Mercy Sister Denise Lyttle of Guyana attended one of many listening sessions hosted by dioceses, parishes and organizations throughout the nine-country territory.

“There, I learned that our Amazon needs to be cared for by all, not just by those who live in the Amazon,” Sister Denise wrote in a reflection soon after the experience. “As someone said, ‘the pain and groans of our people are the groans of our Mother Earth’ who is calling us to be more conscious and more responsible in caring for the ‘lung’ of our world, on which depends our life and that of future generations.”

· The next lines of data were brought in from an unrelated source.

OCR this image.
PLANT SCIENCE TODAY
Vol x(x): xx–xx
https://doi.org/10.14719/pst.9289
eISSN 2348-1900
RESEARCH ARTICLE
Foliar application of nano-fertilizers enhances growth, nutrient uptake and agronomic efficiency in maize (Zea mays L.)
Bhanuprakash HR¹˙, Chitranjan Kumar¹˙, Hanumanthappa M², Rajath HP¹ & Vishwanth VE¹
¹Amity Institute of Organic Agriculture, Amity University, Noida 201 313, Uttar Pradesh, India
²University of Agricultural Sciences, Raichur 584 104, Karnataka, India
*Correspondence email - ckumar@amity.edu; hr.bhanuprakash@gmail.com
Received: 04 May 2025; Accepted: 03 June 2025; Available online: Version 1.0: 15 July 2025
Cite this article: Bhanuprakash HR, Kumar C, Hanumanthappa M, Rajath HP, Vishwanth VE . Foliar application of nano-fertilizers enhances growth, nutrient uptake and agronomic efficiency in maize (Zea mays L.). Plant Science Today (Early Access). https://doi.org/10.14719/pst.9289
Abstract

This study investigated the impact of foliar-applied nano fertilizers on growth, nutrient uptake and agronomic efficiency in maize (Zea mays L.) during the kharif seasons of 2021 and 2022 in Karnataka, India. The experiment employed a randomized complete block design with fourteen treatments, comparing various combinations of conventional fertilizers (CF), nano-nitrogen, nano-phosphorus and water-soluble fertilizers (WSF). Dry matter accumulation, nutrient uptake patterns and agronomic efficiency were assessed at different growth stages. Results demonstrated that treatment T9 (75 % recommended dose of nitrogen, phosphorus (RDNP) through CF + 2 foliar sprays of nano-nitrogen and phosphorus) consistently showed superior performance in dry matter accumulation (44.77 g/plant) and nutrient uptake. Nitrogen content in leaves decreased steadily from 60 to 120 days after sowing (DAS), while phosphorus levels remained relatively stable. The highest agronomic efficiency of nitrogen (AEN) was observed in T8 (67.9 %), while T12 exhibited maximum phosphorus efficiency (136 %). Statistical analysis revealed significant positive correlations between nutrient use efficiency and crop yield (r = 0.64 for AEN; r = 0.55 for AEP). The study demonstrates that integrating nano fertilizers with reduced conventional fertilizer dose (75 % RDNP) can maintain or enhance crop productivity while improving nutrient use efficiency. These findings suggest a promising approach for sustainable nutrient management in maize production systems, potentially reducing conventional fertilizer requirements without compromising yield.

Mercy sisters, associates, ministry colleagues and friends also participated in two discussions with representatives from REPAM, a Catholic Church network that promotes the rights and dignity of people living in the Amazon. These conversations, through the lens of Laudato Si’, touched on many issues and concerns, including land titles for Indigenous people for lands that they have occupied for generations, water pollution from both garbage in the city and gold mining in the interior regions, corruption, the need for a spirituality that meets the people, the impact of deforestation, and the benefits and challenges of finding oil in Guyana.

This and other input from throughout the Amazon was compiled into a preliminary report to serve as a basis for the meetings at the Vatican.

In an unusual move, delegations to the Synod included Indigenous leaders (men and women) amid the expected bishops and cardinals. Pope Francis’ affirmation of the Synod’s final document included quotes from poets of the Amazon and a deep sense of the interconnectedness of creation found in Indigenous spirituality.

As one outcome of the Synod, in June 2020, Catholic leaders created the Ecclesial Conference of the Amazon to help implement the recommendations. The conference’s executive committee is composed of the heads of church bodies in Latin America and three Indigenous leaders.


9. IGLESIAS Y MINERIA – CHURCHES AND MINING DIVESTMENT CAMPAIGN

Written by Extractives Theological Reflection Working Group

In August 2019, Mercy Sister Anamaria Siufi of Argentina participated in the fourth general assembly of Iglesias y Mineria (Churches and Mining). This network of Christian communities, pastoral teams, religious congregations, theological reflection groups, bishops, pastors, and laity seeks to respond to the violations of rights caused by mining activities in Latin America. They also aim to strengthen popular movements and sectors, democratic values, gender equality, respect for multiculturalism, interculturalism and interreligious dialogue and ecumenism.

At the general assembly, the deaths of 272 people in a collapse of a dam used by the Vale mining corporation in Brumadinho, Brazil, weighed heavily on participants’ minds. Ana shared in a reflection afterward:. “The harrowing testimony of that diocese’s bishop along with other heartbroken people from that area moved us, and we shared their tears, which became a prayer and Eucharist,” she wrote.

One of the priorities that came out of that assembly was a campaign to promote divestment from mining companies in the Global North.

Fr. Dario Bossi of Iglesias y Mineria presented this campaign at a workshop co-hosted by the Mercy Justice Team at Ecumenical Advocacy Days in April 2021.

The campaign is designed to show the realities of extractivism in Latin America, dispute the positive image that corporations try to portray of their contributions to local communities, and build alliances. Organizers want organizations to understand that they may be investing in corporations damaging the environment and communities. And they want to propose alternatives for more socially and environmentally responsible investments and forms of development that are sustainable and focus on the autonomy of local communities. This includes supporting local or regional economies and financial systems, such as cooperatives.